A distribution is a collection of measurements of a single phenomenon. If the number of responses is small, just listing them all may be adequate description. In this case, no summarization or data reduction is needed. However, if the number of measurements is large, a full list may fail as a communication or analysis tool.

Happily, distributions can be summarized. Some summaries are very brief and provide just a little description. For instance, the mean is a one number summary that captures just one aspect of a set of numbers. There are six aspects of a distribution that may warrant consideration when summarizing.

## Sample size

The number of subjects or items measured is often of fundamental interest.
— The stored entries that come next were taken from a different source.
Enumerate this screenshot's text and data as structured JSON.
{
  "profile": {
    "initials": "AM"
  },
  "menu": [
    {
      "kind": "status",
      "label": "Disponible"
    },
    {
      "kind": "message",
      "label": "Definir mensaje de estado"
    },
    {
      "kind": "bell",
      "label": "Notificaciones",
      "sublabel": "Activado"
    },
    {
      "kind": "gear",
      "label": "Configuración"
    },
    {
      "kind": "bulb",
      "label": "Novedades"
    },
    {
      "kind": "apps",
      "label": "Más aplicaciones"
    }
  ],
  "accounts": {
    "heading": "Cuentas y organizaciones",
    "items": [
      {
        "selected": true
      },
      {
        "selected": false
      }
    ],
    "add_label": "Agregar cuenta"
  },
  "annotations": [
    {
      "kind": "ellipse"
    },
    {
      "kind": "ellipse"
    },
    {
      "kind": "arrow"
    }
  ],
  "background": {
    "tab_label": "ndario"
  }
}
For instance, we might be examing a distribution of the heights of college students containing measurements on 1,234 subjects.

## Scale and precision

The type of data you are dealing with (continuous, catgeorical, ordinal, etc.) influences many of the choices you must make about how to describe and analyze your data. The units of measure (inches, kilos, %, mmol, drachmas per acre of corn, etc.) should be noted. For our example, the data were recorded in inches to the nearest 0.1 inch. In other words, measurements were rounded to the nearest tenth of an inch before recording. For categorical data, the "scale" is just the names of the categories. If we also recorded the gender of the students, we might have three categories: "Male," "Female" and "Unknown."

## Central tendency

Along the scale, about where do the data lie? Theoretically, adult human height is measured on a scale that goes on to infinity. However, most of the measurements we will observe center around a value of 68 inches (5'-8"). There are a large variety of ways to describe the central tendency. For continuous data, the mean (or average) is often calculated. But the mean has limitations and other measures of central tendency are useful: median, geometric mean, mode, etc.